Restore replica more often
Currently the GitLab replica is synced with production GitLab every 24h. We could increase the backup and restore frequency to something like once every 2h. I don't see any technical constrains here. The resource usage on production GitLab looks fine while doing backups.
We cloud also think about introducing partial backup and restore. So we could do a full backup and restore cycle on the replica every 24hs. For partial backups we would skip certain folders like the database and only sync the repositories.
Sync git files to replica/mirror machine
We could also try to just sync the repositories using rsync. So we could setup a timer to sync /var/opt/gitlab/git-data/repositories/ to the replica or another mirror machine.
However I don't know what happens to the gitaly server if we update the repositories on disk.

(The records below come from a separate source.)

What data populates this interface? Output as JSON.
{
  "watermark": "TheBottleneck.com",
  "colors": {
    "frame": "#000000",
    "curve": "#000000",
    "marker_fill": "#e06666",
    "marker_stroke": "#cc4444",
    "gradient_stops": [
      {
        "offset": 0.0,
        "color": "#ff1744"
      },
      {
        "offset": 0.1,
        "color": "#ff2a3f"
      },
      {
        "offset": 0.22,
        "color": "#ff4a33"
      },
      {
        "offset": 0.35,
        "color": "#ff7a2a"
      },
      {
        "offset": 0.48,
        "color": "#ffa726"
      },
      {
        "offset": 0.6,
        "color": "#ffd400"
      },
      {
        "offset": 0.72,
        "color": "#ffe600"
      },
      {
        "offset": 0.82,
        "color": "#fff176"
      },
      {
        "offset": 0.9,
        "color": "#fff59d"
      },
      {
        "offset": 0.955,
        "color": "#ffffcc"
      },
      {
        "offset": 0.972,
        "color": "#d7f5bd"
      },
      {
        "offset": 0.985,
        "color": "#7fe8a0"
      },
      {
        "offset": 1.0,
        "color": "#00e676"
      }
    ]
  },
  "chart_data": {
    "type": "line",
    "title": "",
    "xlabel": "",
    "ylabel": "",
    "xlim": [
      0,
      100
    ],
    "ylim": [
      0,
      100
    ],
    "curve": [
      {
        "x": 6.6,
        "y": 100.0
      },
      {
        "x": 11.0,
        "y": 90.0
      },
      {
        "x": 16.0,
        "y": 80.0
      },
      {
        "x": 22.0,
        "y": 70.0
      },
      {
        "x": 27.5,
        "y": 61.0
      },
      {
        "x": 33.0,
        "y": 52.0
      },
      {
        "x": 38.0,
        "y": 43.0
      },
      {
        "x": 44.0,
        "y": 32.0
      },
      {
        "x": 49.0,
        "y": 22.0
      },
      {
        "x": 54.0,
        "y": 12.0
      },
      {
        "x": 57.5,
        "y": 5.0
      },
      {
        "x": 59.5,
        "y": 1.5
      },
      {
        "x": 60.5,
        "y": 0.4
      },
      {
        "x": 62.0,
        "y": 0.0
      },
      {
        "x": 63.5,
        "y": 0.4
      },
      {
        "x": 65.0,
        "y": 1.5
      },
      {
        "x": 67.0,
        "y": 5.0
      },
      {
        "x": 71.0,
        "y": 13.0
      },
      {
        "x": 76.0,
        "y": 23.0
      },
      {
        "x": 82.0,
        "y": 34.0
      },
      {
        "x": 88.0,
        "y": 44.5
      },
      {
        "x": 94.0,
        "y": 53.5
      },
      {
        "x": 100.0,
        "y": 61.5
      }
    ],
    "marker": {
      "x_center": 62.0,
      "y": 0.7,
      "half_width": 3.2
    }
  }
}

The documentation discourages this.
Mirror repositories using repository mirroring
Repository mirroring would be GitLabs build-in feature to create mirrors. We could mirror repositories to:
- GitLab.com
- replica(s)
- Github.com
- a dedicated mirror machine
Mirrors have to be configured per project. So we would have to create some kind of script or hook which sets up the mirror. Mirrors can be updated via api. Mirrors also support push-updates. So the mirror would be in sync with production GitLab.
I assume to implement mirroring we have to write some code to add mirroring to all projects. If we want to mirror to gitlab.com we have to think about what projects we want to mirror (only "our" official projects or user projects as well?). If we want to mirror to the replica we have to make sure to disable mirroring when we switch or fallback to the replica.
Use gitaly in cluster mode
Another option would be to use gitalys cluster feature. It is possible to run multiple instances of the git server and replicate the data. However this is quite an advanced feature. We would have to run a dedicated gitlay server and would start to separate some components out of the omnibus package.
Conclusion
For the current architecture and usage I would like to use the first solution. Most of the code is in place and we just have to increase the backup and restore frequency. We also wouldn't need a additional mirror machine or setup additional hosts.